Niederösterreich, 17.2.1998(NÖI) "Der Volkspartei ist es zu verdanken, daß es zu keiner Halbierung unseres Bundesheeres kommt, wie das aus SPÖ-Kreisen gefordert wurde. Wäre es nach den SP-Vorschlägen gegangen, so wären 8 Kasernen von der Schließung betroffen gewesen. Während die Sozialisten auf Landesebene
vorgeben für die Sicherheit und Arbeitsplätze in Niederösterreich zu sorgen, haben sie auf Bundesebene mit diesem Vorschlag ihr
wahres Gesicht gezeigt", so der geschäftsführende ÖAAB-Landesobmann, Abg. zum Nationalrat Dr. Michael Spindelegger.****

Gerade in den Grenzregionen konnten wichtige Kasernenstandorte gesichert werden. So werden die Grenzgarnisonen Horn, Weitra und Hainburg erhalten bleiben. Die Sicherheit in Niederösterreich an der EU-Außengrenze ist weiter gewährleistet, betonte Spindelegger.

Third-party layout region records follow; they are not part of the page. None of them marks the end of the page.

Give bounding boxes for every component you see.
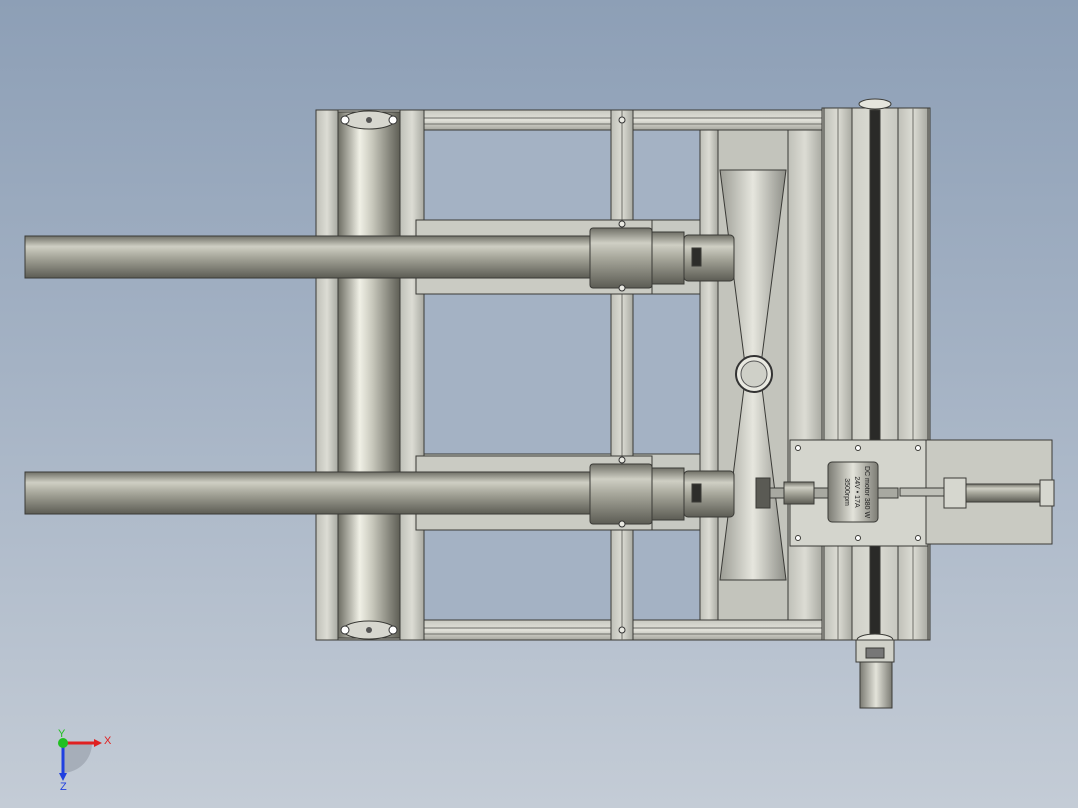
frame-left-rail — [315, 109, 339, 641]
vertical-roller — [337, 110, 401, 640]
z-axis-label: Z — [60, 781, 67, 793]
frame-inner-left-rail — [399, 109, 425, 641]
top-sprocket — [858, 98, 892, 110]
frame-openings — [423, 129, 701, 621]
x-axis-label: X — [104, 735, 112, 747]
motor-label-line2: 24V • 17A — [853, 476, 860, 508]
motor-label-line3: 3500rpm — [843, 478, 850, 506]
y-axis-label: Y — [58, 728, 66, 740]
linear-rail-assembly — [821, 98, 931, 647]
coordinate-triad: X Y Z — [58, 728, 112, 793]
frame-hopper-left-rail — [699, 129, 719, 621]
upper-shaft-tube — [24, 235, 596, 279]
lower-shaft-tube — [24, 471, 596, 515]
shaft-coupling — [783, 481, 815, 505]
drive-chain — [869, 109, 881, 641]
motor-label-line1: DC motor 380 W — [863, 466, 870, 519]
hopper — [717, 129, 789, 621]
cad-model-viewport[interactable]: DC motor 380 W 24V • 17A 3500rpm X Y Z — [0, 0, 1078, 808]
stepper-motor — [855, 639, 895, 709]
drive-gear — [755, 477, 771, 509]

Auch die Standorte Amstetten, Korneuburg, Zwölfaxing, Wiener Neustadt und Götzendorf werden einen wichtigen Bestandteil bilden. So wird beispielsweise in Götzendorf ein Stab für internationale Einsätze stationiert. "Während die SPÖ durch die Schließung von 8 niederösterreichischen Kasernen die Unverfrorenheit besessen hätte, die Sicherheit des Landes und tausende Arbeitsplätze aufs Spiel zu setzen, hat die Volkspartei bewiesen, der einzig wahre Garant für Sicherheit und Arbeitsplätze zu sein", so Spindelegger.